Just a few weeks ago onions and tomatoes were priced at Rs 25-30 per kg and Rs 50 per kg respectively. However, in no time these prices have shot up.
Onion prices soared up to Rs100/kg while tomatoes saw their prices shoot up to as much as Rs300/kg. Similar price rises were seen for other vegetables as well.
Hence, it is quite evident that the government has failed badly in trying to keep these prices stable.
Those controlling the prices of the vegetable market have ensured that the general public does not get eased off by burdening it with steep prices and at the same time, the farmer does not benefit either.

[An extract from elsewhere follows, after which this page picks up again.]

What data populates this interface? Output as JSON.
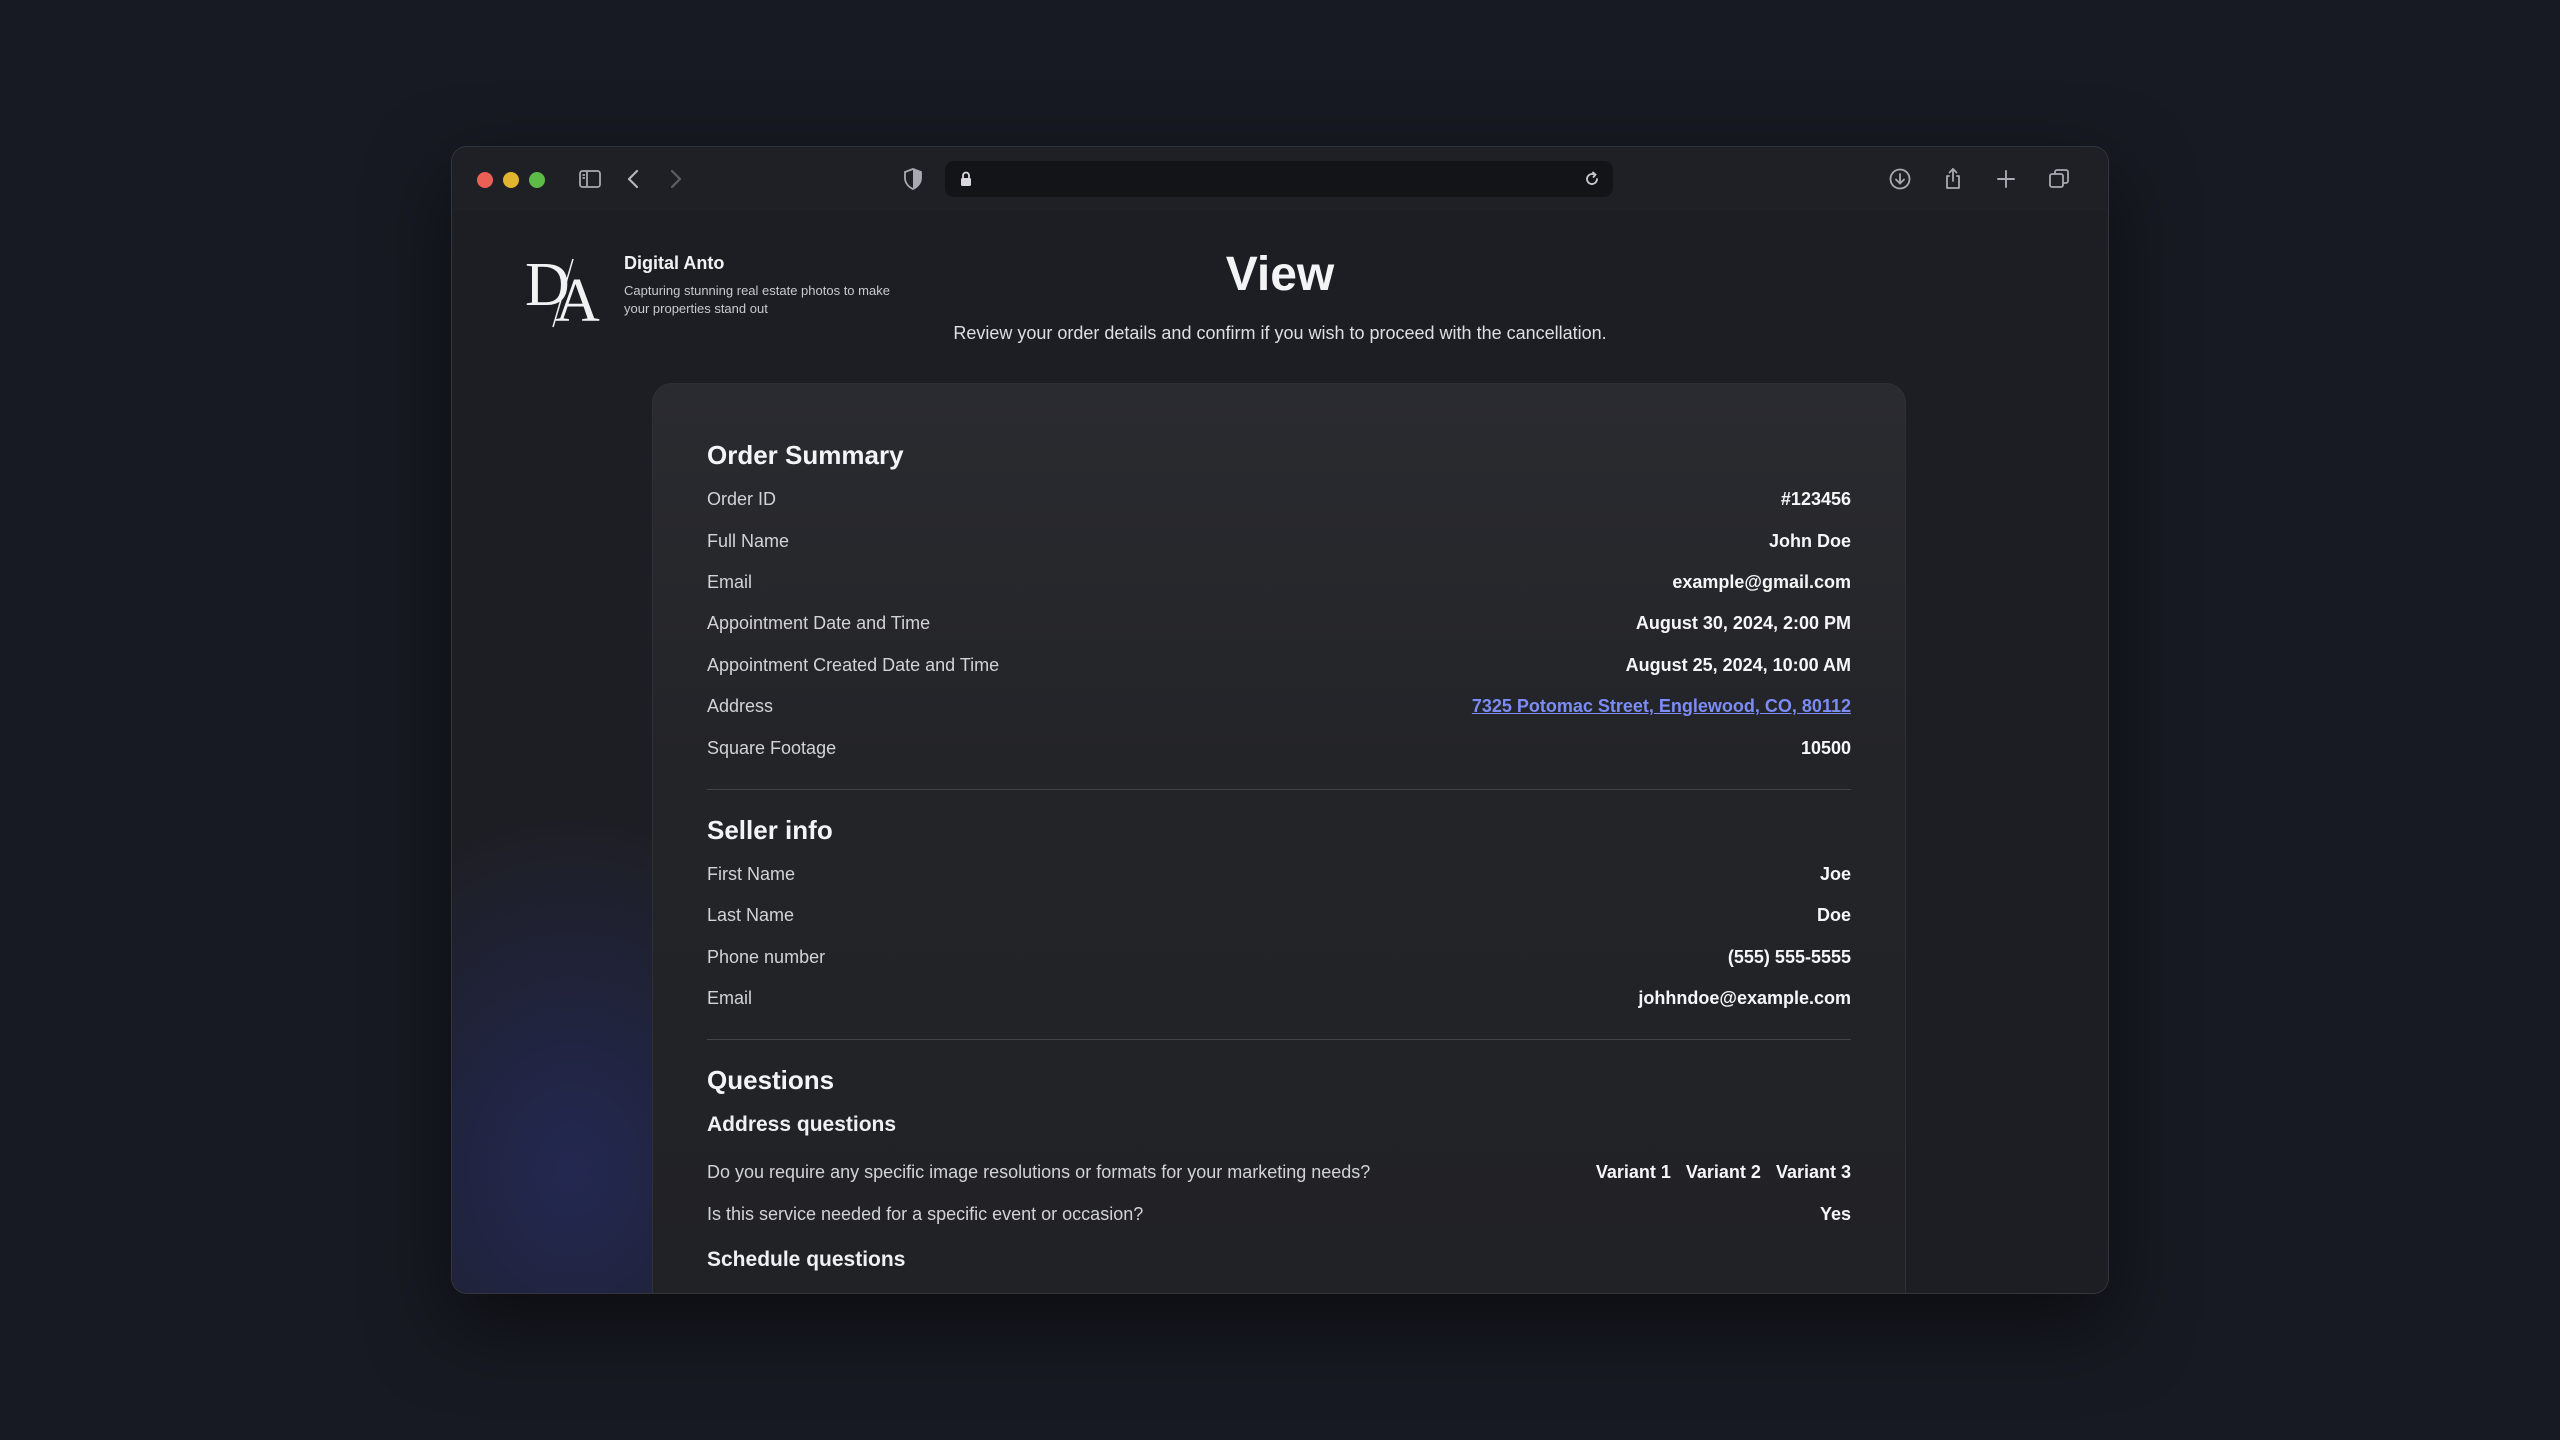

Onions in Sindh are almost ready for harvest, however, the import and smuggling of onions has made it difficult for farmers to ask for a fair price for their yield. This shows that these farmers are not the real manipulators and are being played by the price makers.
Meanwhile, government officials and profiteers are issuing blatant statements to the press and trying to mislead the public, making them think that prices have fallen down. Price controlling committees are to be blamed here for not keeping an eye on the price makers (wholesalers and retailers) thereby causing the people to be burdened with steep price tags on everyday vegetables.
On the other hand, local crop farmers are of the opinion that they cannot compete with Indian farmers unless the government supports them. Already, Sindh produces onions at different times of the year and if that harvest is to be profitable for the farmers then they need to be backed by the government.
Market Committee Secretary Nazar Hussain said, “We are continuously monitoring profiteers and hoarders at the time of fixing prices.” However, this claim seems far from believable if the current situation persists.
According to Hussain, the consumers are facing these high prices because of price variation in Sabzi Mandis.
The general consensus, according to different classes of consumers who spoke to a local news agency, is that the government is busy in its own schemes rather than paying attention to problems of the general public.
A citizen, Owais Ahmed, complained, “The price of tomato and onion cost more than vegetables brought to home daily. They are even costlier than fruits nowadays.”
“How can I afford to purchase 1-kilogram onion at Rs 100 while it was easily available at Rs30,” said Amna Pervez a housewife.